The following questions were submitted by viewers and answered by the presenter, Dragan Jevremovic, MD, PhD, Co-Director of the Cell Kinetics Laboratory in the Division of Hematopathology. Questions are presented as submitted (unedited).
What is the flow protocol used (exact gating for the different types of cells) and how do you differentiate between types 1 and 2 PNH + RBC?
For granulocytes: gating on live cells, nonaggregates, forward and side scatter, side scatter/CD45, CD15-positive cells. Then look for the loss of CD16, CD24 and fluorescent-labeled inactive toxin aerolysin (FLAER).
For monocytes: gating on live cells, non-aggregates, forward and side scatter, side scatter/CD45, CD33-positive cells. Then look for the loss of CD14 and FLAER.
For red blood cells (RBCs): gating on live cells, nonaggregates, forward and side scatter, glycophorin-A-positive cells. Then look for the loss of CD59. The gating for partial loss (type II) requires recognition of separate peaks on the CD59 histogram display.
The stated median age for acquiring disease is 30. Do those who have this disease start off with a small amount of hemoglobin in their urine and progress to more hemoglobin as time goes on?

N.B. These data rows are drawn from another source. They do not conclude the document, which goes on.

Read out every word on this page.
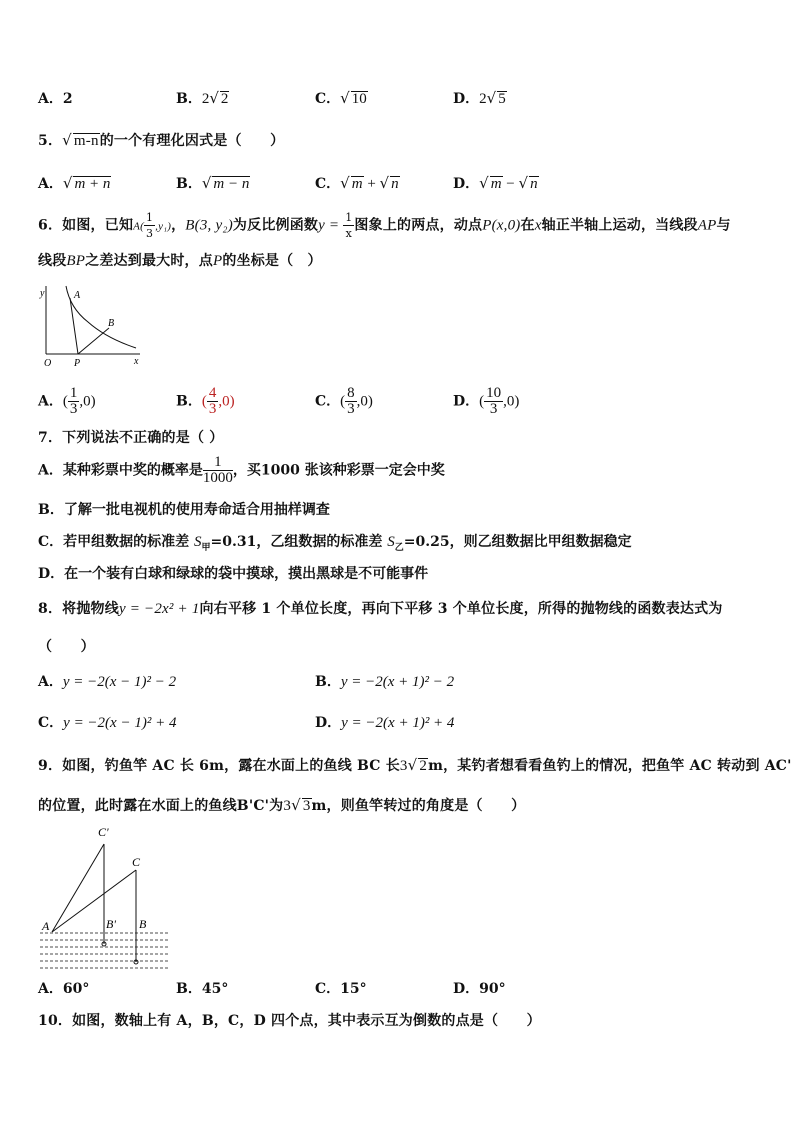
A．2	B．2√ 2	C．√ 10	D．2√ 5
5．√ m-n的一个有理化因式是（　　）
A．√ m + n	B．√ m − n	C．√ m + √ n	D．√ m − √ n
6．如图，已知$A( \frac{1}{3} ,y_1)$，B(3, y₂)为反比例函数$y = \frac{1}{x}$ 图象上的两点，动点P(x,0)在x轴正半轴上运动，当线段AP与
线段BP之差达到最大时，点P的坐标是（　）
y	A
B
O P	x
A．( $\frac{1}{3} ,0$)	B．( $\frac{4}{3} ,0$)	C．( $\frac{8}{3} ,0$)	D．( $\frac{10}{3} ,0$)
7．下列说法不正确的是（ ）
A．某种彩票中奖的概率是 $\frac{1}{1000}$ ，买1000 张该种彩票一定会中奖
B．了解一批电视机的使用寿命适合用抽样调查
C．若甲组数据的标准差 $S_甲=0.31$，乙组数据的标准差 $S_乙=0.25$，则乙组数据比甲组数据稳定
D．在一个装有白球和绿球的袋中摸球，摸出黑球是不可能事件
8．将抛物线y = −2x² + 1向右平移 1 个单位长度，再向下平移 3 个单位长度，所得的抛物线的函数表达式为
（　　）
A．y = −2(x − 1)² − 2	B．y = −2(x + 1)² − 2
C．y = −2(x − 1)² + 4	D．y = −2(x + 1)² + 4
9．如图，钓鱼竿 AC 长 6m，露在水面上的鱼线 BC 长3√ 2m，某钓者想看看鱼钓上的情况，把鱼竿 AC 转动到 AC'
的位置，此时露在水面上的鱼线B'C'为3√ 3m，则鱼竿转过的角度是（　　）
C'
C
A	B' B
A．60°	B．45°	C．15°	D．90°
10．如图，数轴上有 A，B，C，D 四个点，其中表示互为倒数的点是（　　）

Yes, however the rate of progression can vary and is related to the size of the PNH clone. In fact, only a minority of patients with PNH will have classic bouts of red/brown urine; the majority has no noticeable or only intermittent episodes, not related to the time of the day. Patients with hemoglobinuria are more likely to have a large PNH clone and hypercellular bone marrow, as they are still actively producing PNH clone.